My dad has watched basketball for over 50 years and he not once has watched a WNBA game and he will never, he claims, “they are just too darn boring to watch”. I agree with him 100%, girls just don’t have the athletic ability that men do, or the explosiveness so they cannot produce the highlights that the men can. Also men get a much higher pay roll than professional women do because they get a lot more media attention and a lot more coverage, which both bring in a large amount of money. I wish women could bring up the coverage numbers but it just won’t happen for a very long time or maybe even forever.

I was surprised that the viewers watching women's sports is declining. There are many more girls playing sports and you would think the viewership would increase. I guess the same issues that are found in the home are found on the field. Men are more likely to watch sports on tv. Women are usually only interested if there is a personal story involved. That goes back to the natural tendencies that are in men and women.
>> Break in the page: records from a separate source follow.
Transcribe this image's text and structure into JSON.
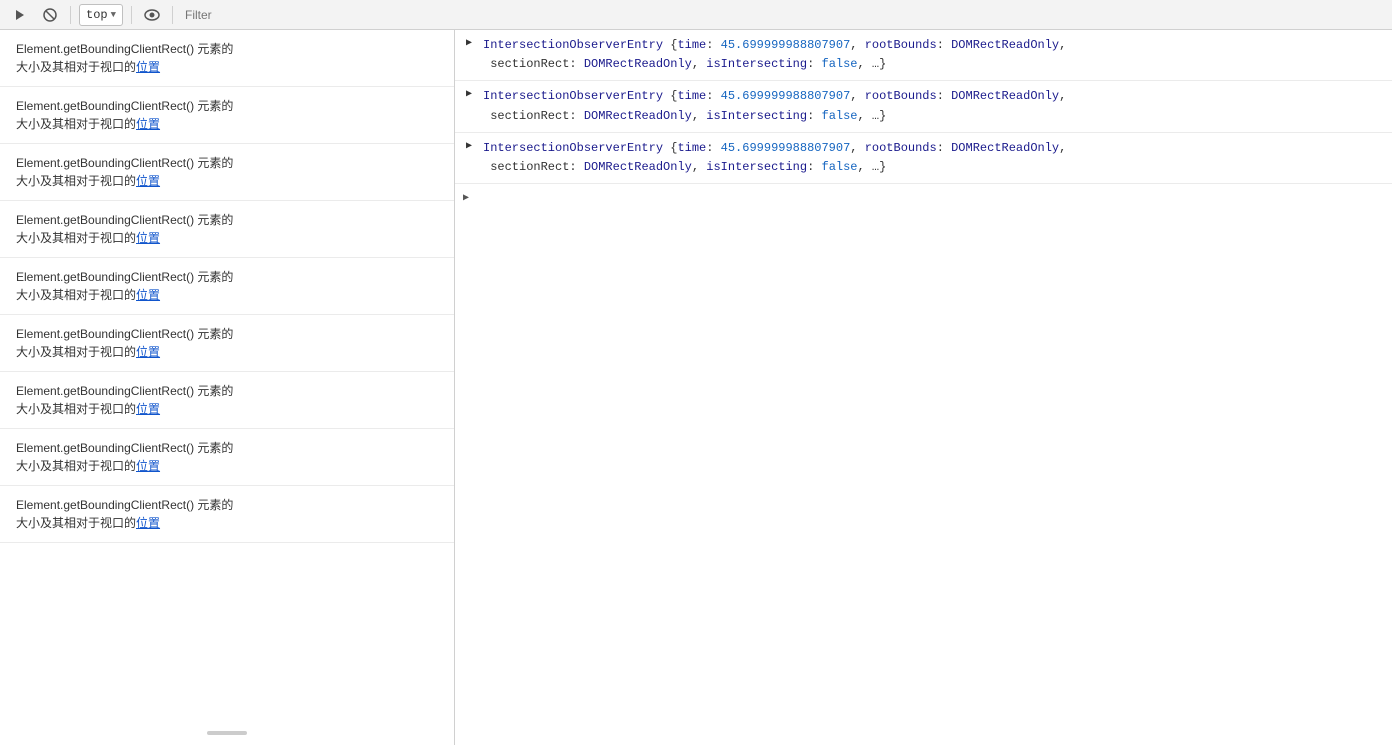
{
  "toolbar": {
    "play_label": "▶",
    "stop_label": "⊘",
    "context_label": "top",
    "eye_label": "👁",
    "filter_placeholder": "Filter"
  },
  "left_panel": {
    "items": [
      {
        "method": "Element.getBoundingClientRect()",
        "text_before": " 元素的\n大小及其相对于视口的",
        "link_text": "位置"
      },
      {
        "method": "Element.getBoundingClientRect()",
        "text_before": " 元素的\n大小及其相对于视口的",
        "link_text": "位置"
      },
      {
        "method": "Element.getBoundingClientRect()",
        "text_before": " 元素的\n大小及其相对于视口的",
        "link_text": "位置"
      },
      {
        "method": "Element.getBoundingClientRect()",
        "text_before": " 元素的\n大小及其相对于视口的",
        "link_text": "位置"
      },
      {
        "method": "Element.getBoundingClientRect()",
        "text_before": " 元素的\n大小及其相对于视口的",
        "link_text": "位置"
      },
      {
        "method": "Element.getBoundingClientRect()",
        "text_before": " 元素的\n大小及其相对于视口的",
        "link_text": "位置"
      },
      {
        "method": "Element.getBoundingClientRect()",
        "text_before": " 元素的\n大小及其相对于视口的",
        "link_text": "位置"
      },
      {
        "method": "Element.getBoundingClientRect()",
        "text_before": " 元素的\n大小及其相对于视口的",
        "link_text": "位置"
      },
      {
        "method": "Element.getBoundingClientRect()",
        "text_before": " 元素的\n大小及其相对于视口的",
        "link_text": "位置"
      }
    ]
  },
  "right_panel": {
    "entries": [
      {
        "id": 1,
        "collapsed": true,
        "line1": "IntersectionObserverEntry {time: 45.699999988807907, rootBounds: DOMRectReadOnly, ",
        "line2": "sectionRect: DOMRectReadOnly, isIntersecting: false, …}"
      },
      {
        "id": 2,
        "collapsed": true,
        "line1": "IntersectionObserverEntry {time: 45.699999988807907, rootBounds: DOMRectReadOnly, ",
        "line2": "sectionRect: DOMRectReadOnly, isIntersecting: false, …}"
      },
      {
        "id": 3,
        "collapsed": true,
        "line1": "IntersectionObserverEntry {time: 45.699999988807907, rootBounds: DOMRectReadOnly, ",
        "line2": "sectionRect: DOMRectReadOnly, isIntersecting: false, …}"
      },
      {
        "id": 4,
        "collapsed": true,
        "empty": true
      }
    ],
    "time_value": "45.699999988807907",
    "false_value": "false"
  }
}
Being a woman that grew up playing sports, I was always disappointed in how many people would come and see us play compared to the guys. Like half the stadium would empty. I couldnt understand why we couldnt get the same friday night news coverage the guys got, no matter what they were playin. even till this day woman in the WNBA don't make nearlly what the guys get in salary and they work just as hard. just like the woman's coach of Tennessee, she has won so many titles that She should be in the hall of fame for just being a coach, but The only reason they talked about her so much the other week was becuse of her illness that she has. I think that is sad.

Honestly, anyone that says women's sports are "boring" compared to men's must never have seen a game of women's volleyball. It can be pretty amazing.

For the women who say that men and women are created equally are separated from reality. Modern day examples are plenty, but even going back to are homo sapien beginnings, men were hunters and females were gatherers. There are talented female athletes but it is a fact that men are more talented in today's popular sports.

hahaha that is pretty funny because when I was at the university, I tented to do a research while I was watching Sports Center, or at least I pretended to, it took me too long to finish my research LOL so I know what you said

I don't agree with the idea of finding women games as boring. There's no denying the fact the in WNBA we can actually salute all the players from the different teams because of their every effort just to have a win. We can't directly compare men's games to women's games because women are actually not that good as men, but there are men's game which is boring and not that interesting to watch.

I think it would need much more than this if you ask me.

maybe women's sports are considered so boring and less high-energy because we don't give them a chance. i think that could also explain why we think women are physiologically less strong/fast-- maybe we just never give them the chance to be? don't you think that by keeping these thoughts in mind, and by constantly reducing women's talents, it contributes to their lack of coverage in sports today? i would imagine that those that are in sports are also micromanaged by people who tell them to maintain their femininity as well. that's why WNBA games don't really feature dunking or as much athletic prowess/cockiness. even as someone who doesn't pay attention to sports, i think it's a shame we are still upholding these myths and it's holding female athletes back.